The question every developer hits first: "my handler runs on my laptop — what do I put in webhookUrl?" It depends on where Dispatch is running:

Dispatch running locally too? The scheduler fires from the backend process on your machine, so http://localhost:5000/hooks/test works as a webhookUrl directly — but note that loopback and private addresses are blocked by default, so set ALLOW_PRIVATE_WEBHOOKS=true in your local .env first.

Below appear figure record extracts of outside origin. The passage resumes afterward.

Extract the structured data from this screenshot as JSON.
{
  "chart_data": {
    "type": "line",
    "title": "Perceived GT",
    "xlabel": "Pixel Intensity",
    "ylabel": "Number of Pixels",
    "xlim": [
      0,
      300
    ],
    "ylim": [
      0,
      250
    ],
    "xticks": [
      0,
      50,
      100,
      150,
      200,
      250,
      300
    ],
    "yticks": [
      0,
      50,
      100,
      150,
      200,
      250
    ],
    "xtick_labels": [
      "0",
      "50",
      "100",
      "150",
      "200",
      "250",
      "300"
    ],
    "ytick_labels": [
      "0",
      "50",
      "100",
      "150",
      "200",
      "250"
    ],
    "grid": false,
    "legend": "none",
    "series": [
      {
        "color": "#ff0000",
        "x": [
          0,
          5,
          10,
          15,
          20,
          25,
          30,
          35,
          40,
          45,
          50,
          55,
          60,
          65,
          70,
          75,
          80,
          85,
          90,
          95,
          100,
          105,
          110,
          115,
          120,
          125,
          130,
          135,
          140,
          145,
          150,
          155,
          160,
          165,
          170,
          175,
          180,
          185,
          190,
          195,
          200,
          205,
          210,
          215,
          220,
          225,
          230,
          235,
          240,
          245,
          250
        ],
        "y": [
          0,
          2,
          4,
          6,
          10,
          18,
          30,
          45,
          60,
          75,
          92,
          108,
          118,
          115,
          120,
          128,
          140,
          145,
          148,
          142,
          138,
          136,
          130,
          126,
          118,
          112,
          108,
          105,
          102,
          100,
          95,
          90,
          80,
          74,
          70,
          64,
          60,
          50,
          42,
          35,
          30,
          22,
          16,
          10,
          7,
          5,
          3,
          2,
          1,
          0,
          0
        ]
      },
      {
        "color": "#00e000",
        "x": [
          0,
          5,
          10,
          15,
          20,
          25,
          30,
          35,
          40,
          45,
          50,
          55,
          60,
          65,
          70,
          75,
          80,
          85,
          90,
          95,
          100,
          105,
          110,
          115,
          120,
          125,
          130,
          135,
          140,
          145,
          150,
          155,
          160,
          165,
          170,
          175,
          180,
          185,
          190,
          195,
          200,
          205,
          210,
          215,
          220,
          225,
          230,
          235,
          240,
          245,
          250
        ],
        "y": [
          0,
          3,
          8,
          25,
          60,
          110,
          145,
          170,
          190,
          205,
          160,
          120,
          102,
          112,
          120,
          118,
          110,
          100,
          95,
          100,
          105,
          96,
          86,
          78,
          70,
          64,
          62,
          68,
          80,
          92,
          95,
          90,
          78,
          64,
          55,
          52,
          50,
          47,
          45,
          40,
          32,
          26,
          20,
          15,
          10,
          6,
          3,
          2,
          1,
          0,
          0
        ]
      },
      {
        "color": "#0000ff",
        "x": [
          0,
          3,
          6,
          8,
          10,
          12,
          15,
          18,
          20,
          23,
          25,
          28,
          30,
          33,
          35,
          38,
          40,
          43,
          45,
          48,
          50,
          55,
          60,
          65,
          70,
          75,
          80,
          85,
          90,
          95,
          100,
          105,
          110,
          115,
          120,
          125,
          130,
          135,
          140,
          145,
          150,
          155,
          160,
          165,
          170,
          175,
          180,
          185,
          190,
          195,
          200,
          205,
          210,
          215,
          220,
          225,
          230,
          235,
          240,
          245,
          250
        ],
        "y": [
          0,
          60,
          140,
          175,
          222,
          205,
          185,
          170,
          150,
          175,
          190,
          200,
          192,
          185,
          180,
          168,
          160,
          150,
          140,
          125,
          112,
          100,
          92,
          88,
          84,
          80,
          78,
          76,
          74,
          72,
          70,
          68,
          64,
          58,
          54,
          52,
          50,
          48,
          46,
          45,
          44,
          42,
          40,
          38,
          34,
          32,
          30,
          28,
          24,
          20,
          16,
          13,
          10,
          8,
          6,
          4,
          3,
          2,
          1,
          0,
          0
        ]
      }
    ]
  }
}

Dispatch hosted somewhere else?It can't reach your localhost — you need a tunnel. ngrok is the standard move (and its public URL passes the SSRF guard):

shell
# your webhook handler is listening on :5000
ngrok http 5000
ngrok output
Session Status        online
Web Interface         http://127.0.0.1:4040
Forwarding            https://f3a1-203-0-113-7.ngrok-free.app -> http://localhost:5000
schedule against the tunnel
# schedule against the forwarding URL
curl -X POST https://dispatch.example.com/api/v1/jobs \
  -H "Content-Type: application/json" \
  -H "x-api-key: sk_your_key_here" \
  -d '{
    "title": "Local webhook test",
    "webhookUrl": "https://f3a1-203-0-113-7.ngrok-free.app/hooks/test",
    "fireAt": "2026-06-12T12:02:00Z",
    "payload": { "hello": "local" }
  }'

ngrok field notes

  • On the free plan the forwarding URL changes every restart — jobs scheduled against a dead tunnel will fail and retry into the void. Claim ngrok's free static domain so the URL survives restarts.
  • The web interface at http://127.0.0.1:4040 shows every delivery ngrok forwarded — request body, your response, timing. It pairs perfectly with the Dispatch delivery log for debugging both sides.
  • Deliveries that failed while your tunnel was down are retried on the normal 30s → 1m → 5m backoff, so a quick tunnel restart often catches the retry.

08/upgrading

Pull, migrate, rebuild, restart

Migrations are additive and applied with prisma migrate deploy — it only runs what hasn't run yet.

shell
cd dispatch
git pull
 
# the API
cd dispatch-backend
npm install
npx prisma migrate deploy   # applies any new migrations; safe to re-run
npm run build
 
# the dashboard
cd ../dispatch-web
npm install
npm run build
 
# restart both
pm2 restart api-dispatch dispatch-web

The restart is safe for your schedule: on boot the API runs a catch-up sweep that fires any job whose fireAt passed while it was down, then keeps a background sweep running every 15 seconds. Nothing is lost in the restart window — though a quiet minute is still the considerate time to do it. Check pm2 logs for the scheduler start line afterwards.

09/known limitations

The honest list

Things Dispatch does not handle yet. Read this before you put it in front of anything critical.

01

No HMAC signing yet

Deliveries are not signed, so your endpoint can't cryptographically verify the sender. Use an unguessable token in the webhook URL as an interim check — the pattern is in the Using Dispatch guide.

02

Rate limiting is per-instance

The API rate-limits requests using in-process memory. On a single instance that's exactly right. If you run multiple API replicas, each enforces its own limit — wire in a shared store (e.g. Redis) for a global one. Job firing itself is already safe across replicas.

03

Email is required to sign up

Registration sends a verification code, so a working GMAIL_USER / GMAIL_APP_PASSWORDpair must be configured before anyone can create an account. There is no "skip email" mode yet.